Ex-deputado estadual, Mário Mamede Filho relembra a carga de sofrimento que Lourdes precisou carregar.
Segundo ele, embora o fardo do regime tenha sido pesado porque se abateu diretamente sobre os de casa, impondo à mãe o exercício constante da esperança, Lourdes "lutou com todas as forças, denunciou tudo, mas para defender não apenas seus filhos".
"Mais importante foi que ela teve compreensão de que a luta era muito maior do que a família dela", prossegue. "Nunca desanimou. Foi uma batalhadora. Impossível não lembrar o que ela significou."
Hoje deputado federal, José Guimarães (PT) foi um dos "filhos" políticos de Lourdes. Em conversa com O POVO quando fez 90 anos, em 2012, ela brinca ao lembrar daquele jovem mirrado que chegou a sua casa apenas de chinela vindo do Interior.
Hoje, é o parlamentar que fala sobre a acolhida de Lourdes: "Deixei os sertões do Quixeramobim para estudar na Capital. Jamais esquecerei seu bondoso coração e espírito de justiça. Sua luta pelos perseguidos permanecerá viva na história do Ceará e do Brasil".
Era 1977 quando um recém-ingresso no curso de Direito da Universidade Federal do Ceará (UFC) ouvia falar de Lourdes pela primeira vez. O tom era de reverência, revela João Alfredo (Psol), ex-deputado estadual e ex-vereador.

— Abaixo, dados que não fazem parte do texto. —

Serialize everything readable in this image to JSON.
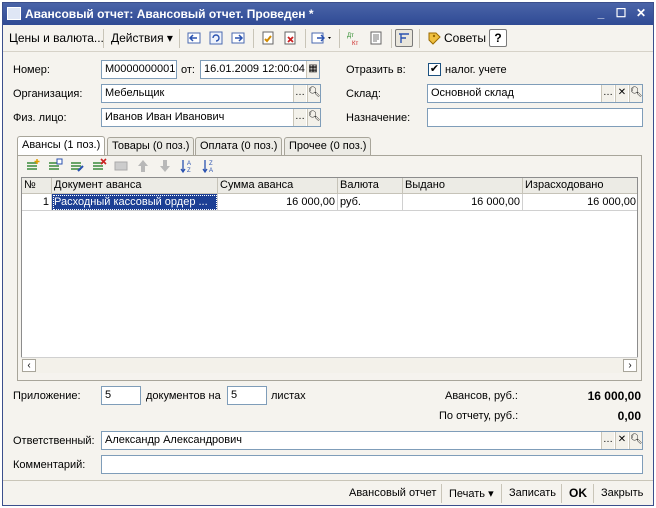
{
  "window": {
    "title": "Авансовый отчет: Авансовый отчет. Проведен *"
  },
  "toolbar": {
    "prices_label": "Цены и валюта...",
    "actions_label": "Действия",
    "tips_label": "Советы",
    "help_label": "?"
  },
  "header": {
    "number_label": "Номер:",
    "number_value": "М0000000001",
    "from_label": "от:",
    "date_value": "16.01.2009 12:00:04",
    "reflect_label": "Отразить в:",
    "tax_checkbox_label": "налог. учете",
    "tax_checked": true,
    "org_label": "Организация:",
    "org_value": "Мебельщик",
    "warehouse_label": "Склад:",
    "warehouse_value": "Основной склад",
    "person_label": "Физ. лицо:",
    "person_value": "Иванов Иван Иванович",
    "purpose_label": "Назначение:",
    "purpose_value": ""
  },
  "tabs": [
    {
      "label": "Авансы (1 поз.)"
    },
    {
      "label": "Товары (0 поз.)"
    },
    {
      "label": "Оплата (0 поз.)"
    },
    {
      "label": "Прочее (0 поз.)"
    }
  ],
  "table": {
    "columns": [
      "№",
      "Документ аванса",
      "Сумма аванса",
      "Валюта",
      "Выдано",
      "Израсходовано"
    ],
    "rows": [
      [
        "1",
        "Расходный кассовый ордер ...",
        "16 000,00",
        "руб.",
        "16 000,00",
        "16 000,00"
      ]
    ]
  },
  "footer": {
    "attachment_label": "Приложение:",
    "attachment_docs": "5",
    "docs_on_label": "документов на",
    "attachment_sheets": "5",
    "sheets_label": "листах",
    "advances_label": "Авансов, руб.:",
    "advances_value": "16 000,00",
    "by_report_label": "По отчету, руб.:",
    "by_report_value": "0,00",
    "responsible_label": "Ответственный:",
    "responsible_value": "Александр Александрович",
    "comment_label": "Комментарий:",
    "comment_value": ""
  },
  "bottom_bar": {
    "report_label": "Авансовый отчет",
    "print_label": "Печать",
    "record_label": "Записать",
    "ok_label": "OK",
    "close_label": "Закрыть"
  },
  "colors": {
    "title_bar": "#2f4a94",
    "selected_cell": "#1c3f94"
  }
}
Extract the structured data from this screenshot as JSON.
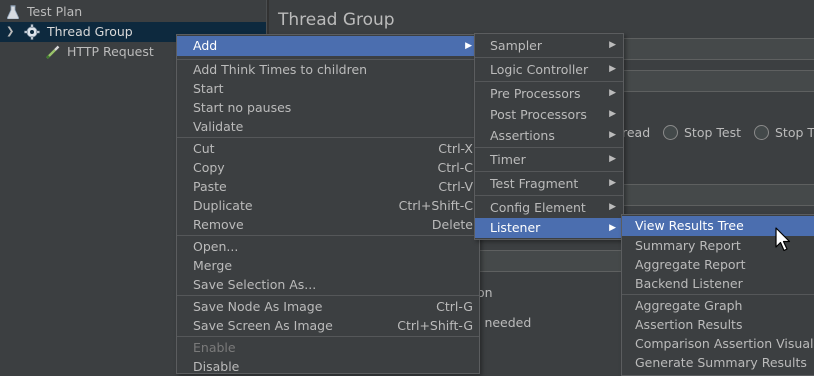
{
  "tree": {
    "items": [
      {
        "label": "Test Plan",
        "icon": "flask-icon"
      },
      {
        "label": "Thread Group",
        "icon": "gear-icon"
      },
      {
        "label": "HTTP Request",
        "icon": "pipette-icon"
      }
    ]
  },
  "editor": {
    "title": "Thread Group",
    "partial_texts": {
      "read": "read",
      "stop_test": "Stop Test",
      "stop_t": "Stop T",
      "on": "on",
      "l_needed": "l needed"
    }
  },
  "context_menu": {
    "add": "Add",
    "add_think_times": "Add Think Times to children",
    "start": "Start",
    "start_no_pauses": "Start no pauses",
    "validate": "Validate",
    "cut": "Cut",
    "cut_key": "Ctrl-X",
    "copy": "Copy",
    "copy_key": "Ctrl-C",
    "paste": "Paste",
    "paste_key": "Ctrl-V",
    "duplicate": "Duplicate",
    "duplicate_key": "Ctrl+Shift-C",
    "remove": "Remove",
    "remove_key": "Delete",
    "open": "Open...",
    "merge": "Merge",
    "save_selection_as": "Save Selection As...",
    "save_node_as_image": "Save Node As Image",
    "save_node_key": "Ctrl-G",
    "save_screen_as_image": "Save Screen As Image",
    "save_screen_key": "Ctrl+Shift-G",
    "enable": "Enable",
    "disable": "Disable"
  },
  "add_submenu": {
    "sampler": "Sampler",
    "logic_controller": "Logic Controller",
    "pre_processors": "Pre Processors",
    "post_processors": "Post Processors",
    "assertions": "Assertions",
    "timer": "Timer",
    "test_fragment": "Test Fragment",
    "config_element": "Config Element",
    "listener": "Listener"
  },
  "listener_submenu": {
    "view_results_tree": "View Results Tree",
    "summary_report": "Summary Report",
    "aggregate_report": "Aggregate Report",
    "backend_listener": "Backend Listener",
    "aggregate_graph": "Aggregate Graph",
    "assertion_results": "Assertion Results",
    "comparison_assertion_visual": "Comparison Assertion Visual",
    "generate_summary_results": "Generate Summary Results"
  },
  "colors": {
    "background": "#3c3f41",
    "highlight": "#4b6eaf",
    "selection": "#0d293e",
    "text": "#bbbbbb",
    "disabled_text": "#7a7a7a"
  }
}
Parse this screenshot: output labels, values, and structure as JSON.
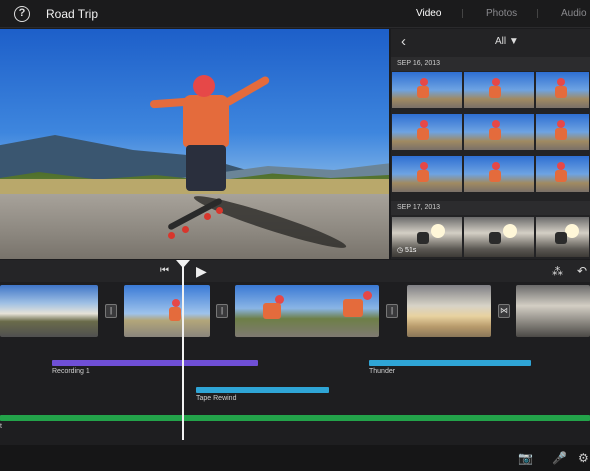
{
  "header": {
    "help_icon": "?",
    "title": "Road Trip",
    "tabs": [
      {
        "label": "Video",
        "active": true
      },
      {
        "label": "Photos",
        "active": false
      },
      {
        "label": "Audio",
        "active": false
      }
    ]
  },
  "browser": {
    "back_icon": "‹",
    "filter_label": "All ▼",
    "groups": [
      {
        "date": "SEP 16, 2013"
      },
      {
        "date": "SEP 17, 2013"
      }
    ],
    "duration_badge": "◷ 51s"
  },
  "timeline": {
    "skip_back_icon": "⏮",
    "play_icon": "▶",
    "waveform_icon": "⁂",
    "undo_icon": "↶",
    "transition_icon": "|",
    "transition_icon_special": "⋈",
    "audio_tracks": [
      {
        "label": "Recording 1",
        "color": "#6f4fd6"
      },
      {
        "label": "Thunder",
        "color": "#2fa5d6"
      },
      {
        "label": "Tape Rewind",
        "color": "#2fa5d6"
      },
      {
        "label": "t",
        "color": "#23a34a"
      }
    ]
  },
  "bottom": {
    "camera_icon": "📷",
    "mic_icon": "🎤",
    "settings_icon": "⚙"
  }
}
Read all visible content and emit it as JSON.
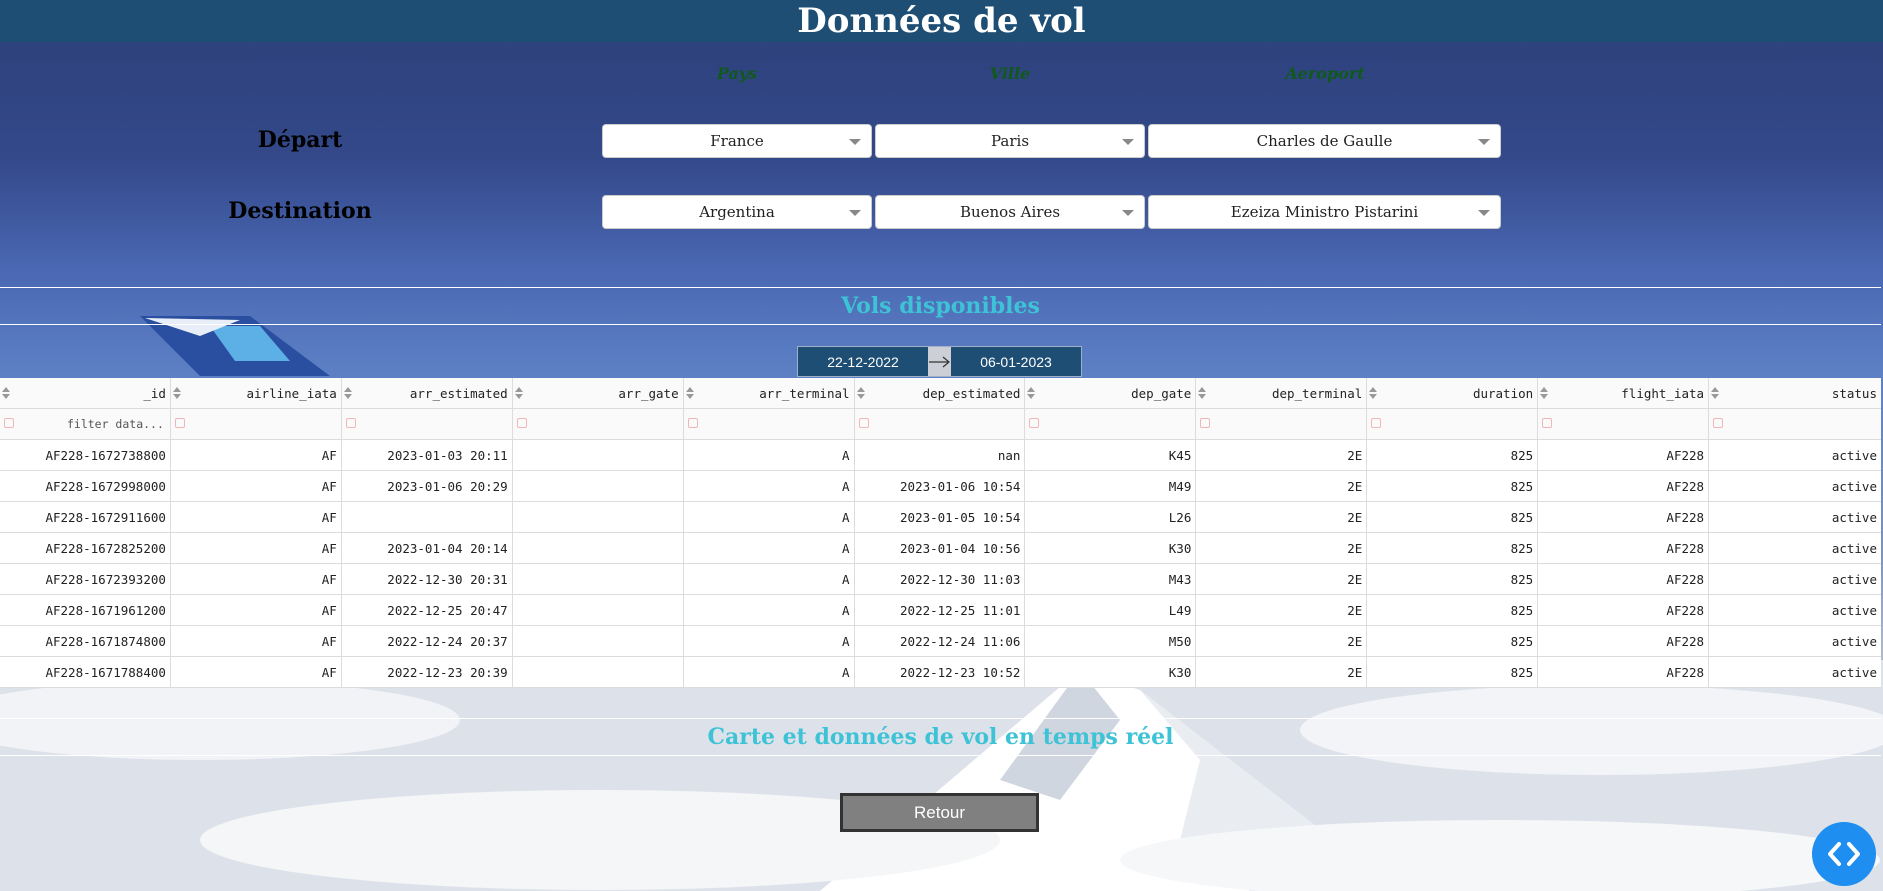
{
  "header": {
    "title": "Données de vol"
  },
  "column_labels": [
    "Pays",
    "Ville",
    "Aeroport"
  ],
  "departure": {
    "label": "Départ",
    "country": "France",
    "city": "Paris",
    "airport": "Charles de Gaulle"
  },
  "destination": {
    "label": "Destination",
    "country": "Argentina",
    "city": "Buenos Aires",
    "airport": "Ezeiza Ministro Pistarini"
  },
  "flights_section": {
    "title": "Vols disponibles"
  },
  "date_range": {
    "start": "22-12-2022",
    "end": "06-01-2023"
  },
  "table": {
    "columns": [
      "_id",
      "airline_iata",
      "arr_estimated",
      "arr_gate",
      "arr_terminal",
      "dep_estimated",
      "dep_gate",
      "dep_terminal",
      "duration",
      "flight_iata",
      "status"
    ],
    "filter_placeholder": "filter data...",
    "rows": [
      [
        "AF228-1672738800",
        "AF",
        "2023-01-03 20:11",
        "",
        "A",
        "nan",
        "K45",
        "2E",
        "825",
        "AF228",
        "active"
      ],
      [
        "AF228-1672998000",
        "AF",
        "2023-01-06 20:29",
        "",
        "A",
        "2023-01-06 10:54",
        "M49",
        "2E",
        "825",
        "AF228",
        "active"
      ],
      [
        "AF228-1672911600",
        "AF",
        "",
        "",
        "A",
        "2023-01-05 10:54",
        "L26",
        "2E",
        "825",
        "AF228",
        "active"
      ],
      [
        "AF228-1672825200",
        "AF",
        "2023-01-04 20:14",
        "",
        "A",
        "2023-01-04 10:56",
        "K30",
        "2E",
        "825",
        "AF228",
        "active"
      ],
      [
        "AF228-1672393200",
        "AF",
        "2022-12-30 20:31",
        "",
        "A",
        "2022-12-30 11:03",
        "M43",
        "2E",
        "825",
        "AF228",
        "active"
      ],
      [
        "AF228-1671961200",
        "AF",
        "2022-12-25 20:47",
        "",
        "A",
        "2022-12-25 11:01",
        "L49",
        "2E",
        "825",
        "AF228",
        "active"
      ],
      [
        "AF228-1671874800",
        "AF",
        "2022-12-24 20:37",
        "",
        "A",
        "2022-12-24 11:06",
        "M50",
        "2E",
        "825",
        "AF228",
        "active"
      ],
      [
        "AF228-1671788400",
        "AF",
        "2022-12-23 20:39",
        "",
        "A",
        "2022-12-23 10:52",
        "K30",
        "2E",
        "825",
        "AF228",
        "active"
      ]
    ]
  },
  "map_section": {
    "title": "Carte et données de vol en temps réel"
  },
  "retour_button": {
    "label": "Retour"
  },
  "colors": {
    "header_bg": "#1e4e74",
    "section_title": "#3ec3d6",
    "column_label": "#0f5a1a",
    "fab": "#1e8ef0"
  },
  "icons": {
    "dropdown": "caret-down-icon",
    "date_arrow": "arrow-right-icon",
    "sort": "sort-icon",
    "fab": "code-chevrons-icon"
  }
}
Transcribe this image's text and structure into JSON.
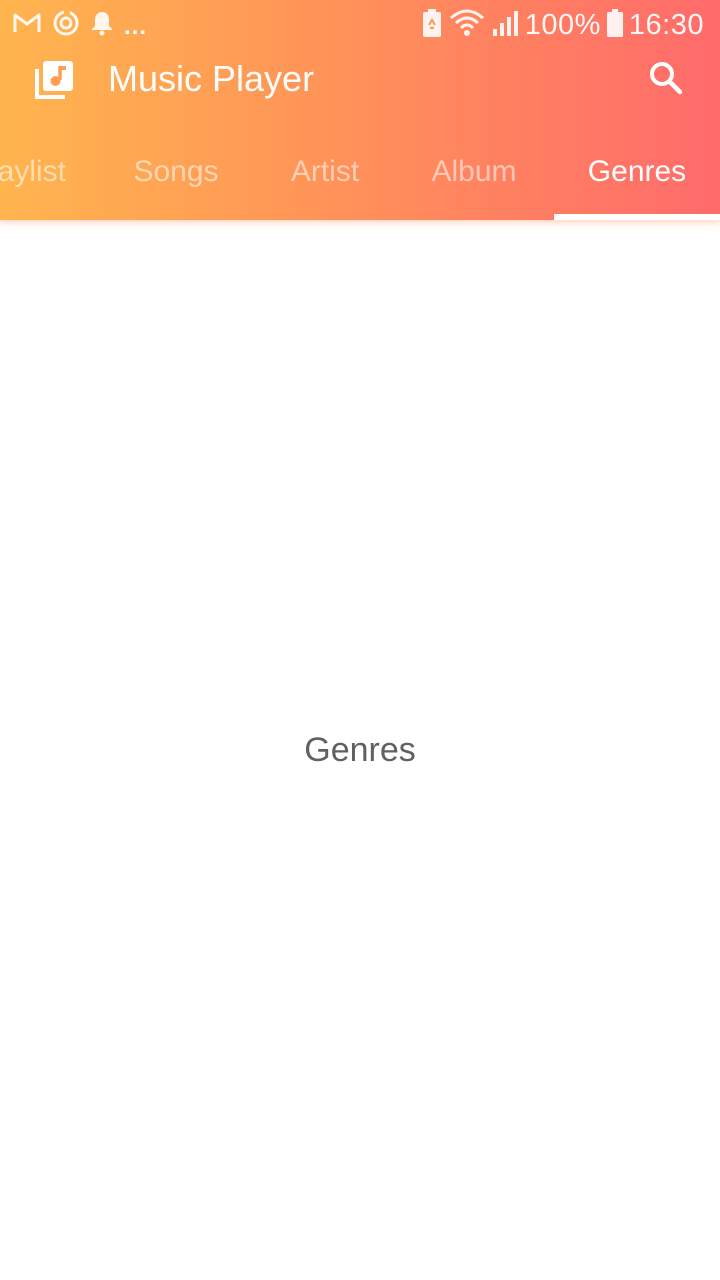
{
  "status_bar": {
    "left_icons": [
      "gmail-icon",
      "sync-icon",
      "bell-icon"
    ],
    "overflow": "...",
    "right_icons": [
      "battery-saver-icon",
      "wifi-icon",
      "signal-icon"
    ],
    "battery_percent": "100%",
    "time": "16:30"
  },
  "toolbar": {
    "title": "Music Player",
    "search_icon": "search-icon",
    "app_icon": "music-library-icon"
  },
  "tabs": {
    "items": [
      {
        "label": "Playlist"
      },
      {
        "label": "Songs"
      },
      {
        "label": "Artist"
      },
      {
        "label": "Album"
      },
      {
        "label": "Genres"
      }
    ],
    "active": "Genres"
  },
  "content": {
    "label": "Genres"
  },
  "colors": {
    "gradient_start": "#ffb54e",
    "gradient_end": "#ff6b6b",
    "text_primary": "#616161"
  }
}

"Com as conversas com o Mário Albuquerque (filho de Lourdes), a gente passa a conhecer essa mulher, que é um exemplo de coragem, determinação, é um símbolo muito forte", continua. "Não dá para pensar a luta pela anistia sem pensar em dona Lourdes, sem pensar em Maria Luíza, em Rosa da Fonseca."
Nessa mesma entrevista ao O POVO oito anos atrás, Lourdes é questionada sobre sua maior felicidade na política. Não titubeia: "A volta dos filhos (da prisão) foi uma glória para mim. Mas continuo na mesma luta. O que eles fizeram, tinha que ser feito".
Em seguida, pergunta-se: "Se eles não tivessem feito isso, o que seria do Brasil? Continuar do mesmo jeito? Apesar de hoje não estar bom, foi um alicerce. É daqui pra frente. Não pode voltar de maneira alguma".
Para os tantos filhos de carne ou adoção, é exatamente para evitar retrocessos históricos que o exemplo de Lourdes será sempre um testemunho valioso contra todas as tiranias, em qualquer tempo.